Salgo de la verdulería y ellos también. Les sigo el tranco desde los lácteos.
Se detienen delante de las conservas en frascos. Sospecho que repiten el diálogo de la lechuga con un frasco de chucrut. Que qué lindo, que qué caro; que si al final la plata, que que no.
Una maravilla su presente, pienso. Son ellos y las conservas. Están acá. No como yo que miro el celular y me pongo esotérica para descubrir cuál es la caja más rápida y poder rajar. Viven el tedio en armonía. O quizá ni tedio tienen.
Por eso miro. Porque me transmiten belleza. Como el nene del jardín con los ojos para afuera, la ex empleada de OSDE o el albañil que tira un paso de baile en la obra.

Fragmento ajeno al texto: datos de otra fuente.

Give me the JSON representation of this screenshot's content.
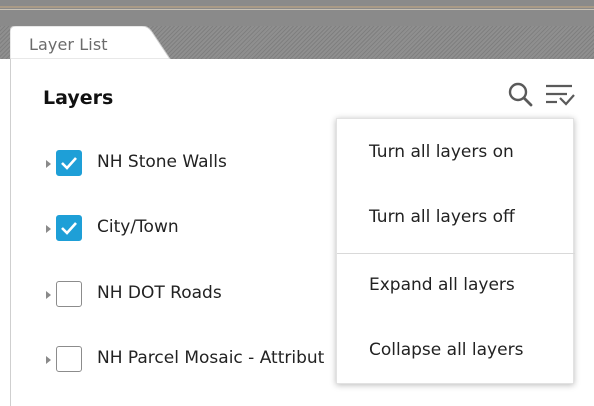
{
  "tab": {
    "label": "Layer List"
  },
  "panel": {
    "title": "Layers"
  },
  "tools": {
    "search_icon": "search-icon",
    "menu_icon": "filter-menu-icon"
  },
  "layers": [
    {
      "label": "NH Stone Walls",
      "checked": true
    },
    {
      "label": "City/Town",
      "checked": true
    },
    {
      "label": "NH DOT Roads",
      "checked": false
    },
    {
      "label": "NH Parcel Mosaic - Attribut",
      "checked": false
    }
  ],
  "menu": {
    "items": [
      {
        "label": "Turn all layers on"
      },
      {
        "label": "Turn all layers off"
      },
      {
        "label": "Expand all layers"
      },
      {
        "label": "Collapse all layers"
      }
    ]
  },
  "colors": {
    "checkbox_checked": "#1e9fd7",
    "tab_strip": "#8a8a8a"
  }
}
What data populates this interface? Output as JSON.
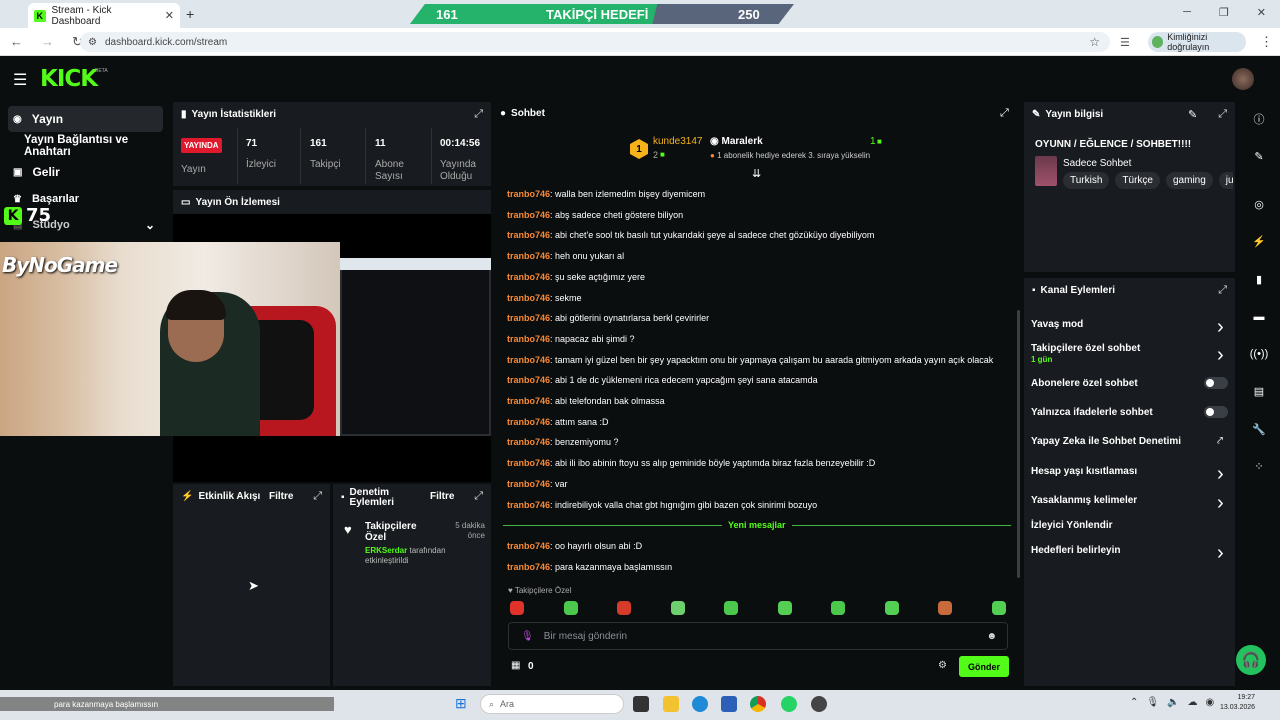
{
  "browser": {
    "tab_title": "Stream - Kick Dashboard",
    "url": "dashboard.kick.com/stream",
    "verify_label": "Kimliğinizi doğrulayın",
    "close_glyph": "✕",
    "newtab_glyph": "+"
  },
  "goal": {
    "current": "161",
    "label": "TAKİPÇİ HEDEFİ",
    "target": "250",
    "progress": 0.644
  },
  "kick": {
    "logo": "KICK",
    "beta": "BETA"
  },
  "sidebar": {
    "items": [
      {
        "label": "Yayın",
        "icon": "broadcast-icon"
      },
      {
        "label": "Yayın Bağlantısı ve Anahtarı",
        "icon": ""
      },
      {
        "label": "Gelir",
        "icon": "money-icon"
      },
      {
        "label": "Başarılar",
        "icon": "trophy-icon"
      },
      {
        "label": "Stüdyo",
        "icon": "studio-icon"
      }
    ],
    "overlay_count": "75"
  },
  "stats": {
    "title": "Yayın İstatistikleri",
    "live_badge": "YAYINDA",
    "live_label": "Yayın",
    "items": [
      {
        "value": "71",
        "label": "İzleyici"
      },
      {
        "value": "161",
        "label": "Takipçi"
      },
      {
        "value": "11",
        "label": "Abone Sayısı"
      },
      {
        "value": "00:14:56",
        "label": "Yayında Olduğu"
      }
    ]
  },
  "preview": {
    "title": "Yayın Ön İzlemesi",
    "watermark": "ByNoGame"
  },
  "activity": {
    "title": "Etkinlik Akışı",
    "filter": "Filtre"
  },
  "mod_actions": {
    "title": "Denetim Eylemleri",
    "filter": "Filtre",
    "item_title": "Takipçilere Özel",
    "item_time": "5 dakika önce",
    "item_user": "ERKSerdar",
    "item_desc": "tarafından etkinleştirildi"
  },
  "chat": {
    "title": "Sohbet",
    "top_gifter_rank": "1",
    "top_gifter_name": "kunde3147",
    "top_gifter_count": "2",
    "sub_user": "Maralerk",
    "sub_count": "1",
    "sub_text": "1 abonelik hediye ederek 3. sıraya yükselin",
    "messages": [
      {
        "user": "tranbo746",
        "text": ": walla ben izlemedim bişey diyemicem"
      },
      {
        "user": "tranbo746",
        "text": ": abş sadece cheti göstere biliyon"
      },
      {
        "user": "tranbo746",
        "text": ": abi chet'e sool tık basılı tut yukarıdaki şeye al sadece chet gözüküyo diyebiliyom"
      },
      {
        "user": "tranbo746",
        "text": ": heh onu yukarı al"
      },
      {
        "user": "tranbo746",
        "text": ": şu seke açtığımız yere"
      },
      {
        "user": "tranbo746",
        "text": ": sekme"
      },
      {
        "user": "tranbo746",
        "text": ": abi götlerini oynatırlarsa berkl çevirirler"
      },
      {
        "user": "tranbo746",
        "text": ": napacaz abi şimdi ?"
      },
      {
        "user": "tranbo746",
        "text": ": tamam iyi güzel ben bir şey yapacktım onu bir yapmaya çalışam bu aarada gitmiyom arkada yayın açık olacak"
      },
      {
        "user": "tranbo746",
        "text": ": abi 1 de dc yüklemeni rica edecem yapcağım şeyi sana atacamda"
      },
      {
        "user": "tranbo746",
        "text": ": abi telefondan bak olmassa"
      },
      {
        "user": "tranbo746",
        "text": ": attım sana :D"
      },
      {
        "user": "tranbo746",
        "text": ": benzemiyomu ?"
      },
      {
        "user": "tranbo746",
        "text": ": abi ili ibo abinin ftoyu ss alıp geminide böyle yaptımda biraz fazla benzeyebilir :D"
      },
      {
        "user": "tranbo746",
        "text": ": var"
      },
      {
        "user": "tranbo746",
        "text": ": indirebiliyok valla chat gbt hıgnığım gibi bazen çok sinirimi bozuyo"
      }
    ],
    "new_messages_label": "Yeni mesajlar",
    "new_messages": [
      {
        "user": "tranbo746",
        "text": ": oo hayırlı olsun abi :D"
      },
      {
        "user": "tranbo746",
        "text": ": para kazanmaya başlamıssın"
      }
    ],
    "mode_label": "Takipçilere Özel",
    "input_placeholder": "Bir mesaj gönderin",
    "points": "0",
    "send_label": "Gönder"
  },
  "stream_info": {
    "title": "Yayın bilgisi",
    "stream_title": "OYUNN / EĞLENCE / SOHBET!!!!",
    "category": "Sadece Sohbet",
    "tags": [
      "Turkish",
      "Türkçe",
      "gaming",
      "jus"
    ]
  },
  "channel_actions": {
    "title": "Kanal Eylemleri",
    "items": [
      {
        "label": "Yavaş mod",
        "control": "chevron"
      },
      {
        "label": "Takipçilere özel sohbet",
        "sub": "1 gün",
        "control": "chevron"
      },
      {
        "label": "Abonelere özel sohbet",
        "control": "toggle"
      },
      {
        "label": "Yalnızca ifadelerle sohbet",
        "control": "toggle"
      },
      {
        "label": "Yapay Zeka ile Sohbet Denetimi",
        "control": "external"
      },
      {
        "label": "Hesap yaşı kısıtlaması",
        "control": "chevron"
      },
      {
        "label": "Yasaklanmış kelimeler",
        "control": "chevron"
      },
      {
        "label": "İzleyici Yönlendir",
        "control": "none"
      },
      {
        "label": "Hedefleri belirleyin",
        "control": "chevron"
      }
    ]
  },
  "taskbar": {
    "ticker_text": "para kazanmaya başlamıssın",
    "search_placeholder": "Ara",
    "time": "19:27",
    "date": "13.03.2026"
  },
  "colors": {
    "brand": "#53fc18",
    "live": "#e0192d",
    "username": "#f98a35"
  }
}
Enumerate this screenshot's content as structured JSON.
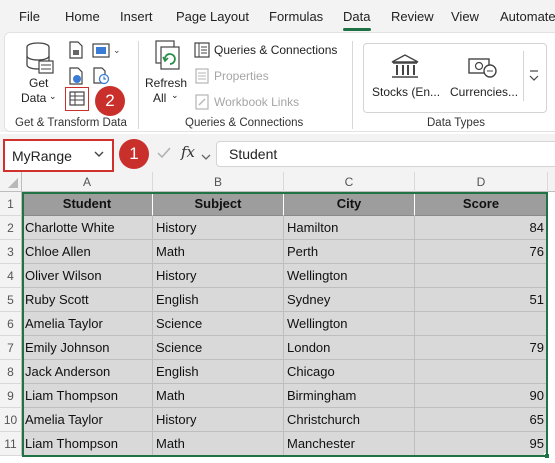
{
  "tabs": [
    "File",
    "Home",
    "Insert",
    "Page Layout",
    "Formulas",
    "Data",
    "Review",
    "View",
    "Automate"
  ],
  "active_tab": "Data",
  "ribbon": {
    "get_data": {
      "line1": "Get",
      "line2": "Data"
    },
    "refresh_all": {
      "line1": "Refresh",
      "line2": "All"
    },
    "queries_connections": "Queries & Connections",
    "properties": "Properties",
    "workbook_links": "Workbook Links",
    "stocks": "Stocks (En...",
    "currencies": "Currencies...",
    "group_labels": {
      "get_transform": "Get & Transform Data",
      "queries": "Queries & Connections",
      "data_types": "Data Types"
    }
  },
  "annotations": {
    "step1": "1",
    "step2": "2"
  },
  "formula_bar": {
    "name_box": "MyRange",
    "fx": "fx",
    "value": "Student"
  },
  "sheet": {
    "columns": [
      "A",
      "B",
      "C",
      "D"
    ],
    "rows": [
      "1",
      "2",
      "3",
      "4",
      "5",
      "6",
      "7",
      "8",
      "9",
      "10",
      "11"
    ],
    "header": [
      "Student",
      "Subject",
      "City",
      "Score"
    ],
    "data": [
      [
        "Charlotte White",
        "History",
        "Hamilton",
        "84"
      ],
      [
        "Chloe Allen",
        "Math",
        "Perth",
        "76"
      ],
      [
        "Oliver Wilson",
        "History",
        "Wellington",
        ""
      ],
      [
        "Ruby Scott",
        "English",
        "Sydney",
        "51"
      ],
      [
        "Amelia Taylor",
        "Science",
        "Wellington",
        ""
      ],
      [
        "Emily Johnson",
        "Science",
        "London",
        "79"
      ],
      [
        "Jack Anderson",
        "English",
        "Chicago",
        ""
      ],
      [
        "Liam Thompson",
        "Math",
        "Birmingham",
        "90"
      ],
      [
        "Amelia Taylor",
        "History",
        "Christchurch",
        "65"
      ],
      [
        "Liam Thompson",
        "Math",
        "Manchester",
        "95"
      ]
    ]
  },
  "colors": {
    "accent_green": "#217346",
    "annotation_red": "#c9302c",
    "header_fill": "#9d9d9d",
    "data_fill": "#d9d9d9"
  }
}
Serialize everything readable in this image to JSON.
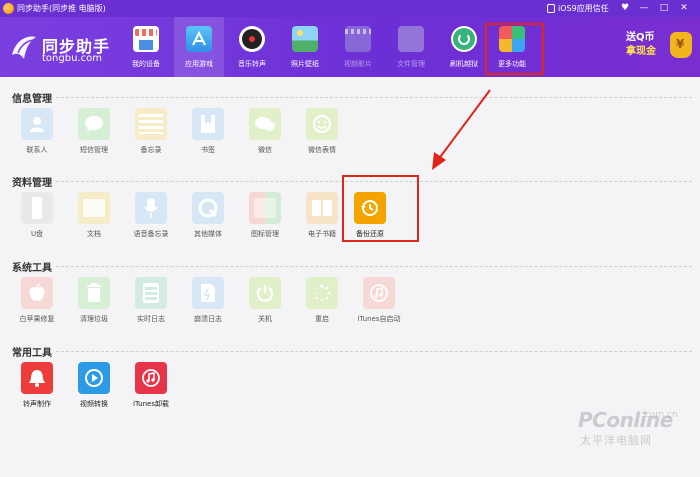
{
  "window": {
    "title": "同步助手(同步推 电脑版)",
    "trust_label": "iOS9应用信任",
    "controls": [
      "♥",
      "—",
      "□",
      "✕"
    ]
  },
  "logo": {
    "name": "同步助手",
    "site": "tongbu.com"
  },
  "nav": [
    {
      "label": "我的设备",
      "icon": "store-icon",
      "color": "#f36b5c"
    },
    {
      "label": "应用游戏",
      "icon": "app-store-icon",
      "color": "#3aa8f0"
    },
    {
      "label": "音乐铃声",
      "icon": "music-disc-icon",
      "color": "#2d2d2d"
    },
    {
      "label": "照片壁纸",
      "icon": "photo-icon",
      "color": "#4fb06a"
    },
    {
      "label": "视频影片",
      "icon": "clapper-icon",
      "color": "#8b72d6"
    },
    {
      "label": "文件管理",
      "icon": "folder-icon",
      "color": "#9a80d8"
    },
    {
      "label": "刷机越狱",
      "icon": "refresh-icon",
      "color": "#38b27d"
    },
    {
      "label": "更多功能",
      "icon": "more-grid-icon",
      "color": "#f4b400"
    }
  ],
  "promo": {
    "line1": "送Q币",
    "line2": "拿现金"
  },
  "sections": [
    {
      "title": "信息管理",
      "items": [
        {
          "label": "联系人",
          "icon": "contact-icon"
        },
        {
          "label": "短信管理",
          "icon": "sms-icon"
        },
        {
          "label": "备忘录",
          "icon": "memo-icon"
        },
        {
          "label": "书签",
          "icon": "bookmark-icon"
        },
        {
          "label": "微信",
          "icon": "wechat-icon"
        },
        {
          "label": "微信表情",
          "icon": "emoji-icon"
        }
      ]
    },
    {
      "title": "资料管理",
      "items": [
        {
          "label": "U盘",
          "icon": "usb-icon"
        },
        {
          "label": "文档",
          "icon": "document-icon"
        },
        {
          "label": "语音备忘录",
          "icon": "mic-icon"
        },
        {
          "label": "其他媒体",
          "icon": "media-icon"
        },
        {
          "label": "图标管理",
          "icon": "icon-manage-icon"
        },
        {
          "label": "电子书籍",
          "icon": "ebook-icon"
        },
        {
          "label": "备份还原",
          "icon": "backup-restore-icon"
        }
      ]
    },
    {
      "title": "系统工具",
      "items": [
        {
          "label": "白苹果修复",
          "icon": "apple-repair-icon"
        },
        {
          "label": "清理垃圾",
          "icon": "trash-icon"
        },
        {
          "label": "实时日志",
          "icon": "log-icon"
        },
        {
          "label": "崩溃日志",
          "icon": "crash-log-icon"
        },
        {
          "label": "关机",
          "icon": "power-icon"
        },
        {
          "label": "重启",
          "icon": "restart-icon"
        },
        {
          "label": "iTunes自启动",
          "icon": "itunes-autostart-icon"
        }
      ]
    },
    {
      "title": "常用工具",
      "items": [
        {
          "label": "铃声制作",
          "icon": "ringtone-icon"
        },
        {
          "label": "视频转换",
          "icon": "video-convert-icon"
        },
        {
          "label": "iTunes卸载",
          "icon": "itunes-uninstall-icon"
        }
      ]
    }
  ],
  "watermark": {
    "brand": "PConline",
    "domain": ".com.cn",
    "cn": "太平洋电脑网"
  }
}
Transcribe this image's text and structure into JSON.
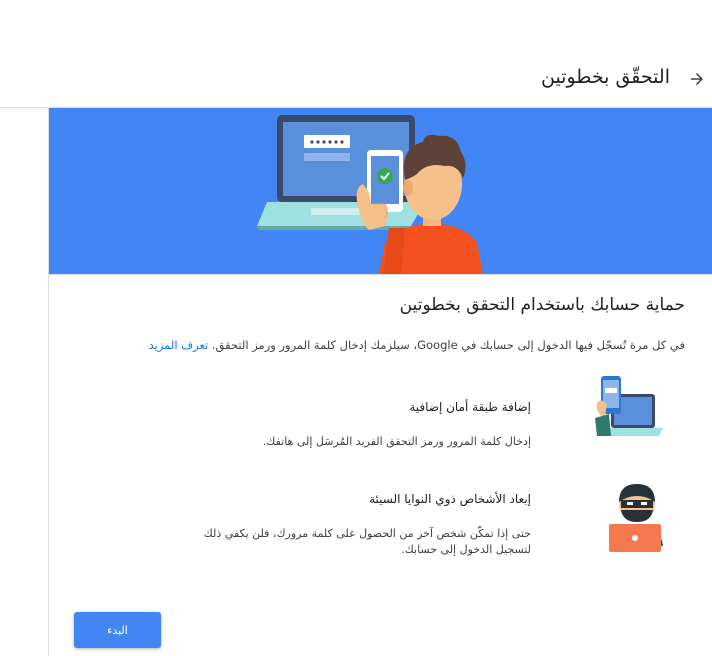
{
  "header": {
    "title": "التحقّق بخطوتين",
    "back_icon": "arrow-forward-icon"
  },
  "banner": {
    "color": "#4285f4",
    "illustration": "laptop-phone-person-illustration"
  },
  "main": {
    "title": "حماية حسابك باستخدام التحقق بخطوتين",
    "intro_text": "في كل مرة تُسجّل فيها الدخول إلى حسابك في Google، سيلزمك إدخال كلمة المرور ورمز التحقق.",
    "learn_more_label": "تعرف المزيد",
    "features": [
      {
        "icon": "phone-laptop-security-icon",
        "title": "إضافة طبقة أمان إضافية",
        "description": "إدخال كلمة المرور ورمز التحقق الفريد المُرسَل إلى هاتفك."
      },
      {
        "icon": "masked-person-laptop-icon",
        "title": "إبعاد الأشخاص ذوي النوايا السيئة",
        "description": "حتى إذا تمكّن شخص آخر من الحصول على كلمة مرورك، فلن يكفي ذلك لتسجيل الدخول إلى حسابك."
      }
    ],
    "start_button_label": "البدء"
  },
  "colors": {
    "accent": "#4285f4",
    "link": "#1a73e8",
    "text": "#202124"
  }
}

Mirar salva. Suena a «llamen a la policía», pero mirar no hace mal a nadie y a mí me sirve para escribir, verme a mí misma en espejos y tranquilizarme. Puede que los papás de Mafalda trafiquen bebés chimpancés, pero en mi fantasía son algo lindo de ser.
Me encanto! Sobre todo el final. Y claro que si, el poder de observación y fantasía es infinito, es lindo mirar más allá de nuestro propio ombligo y ver que hay belleza en lo simple.
Gracias por tu comentario, pensamos igual.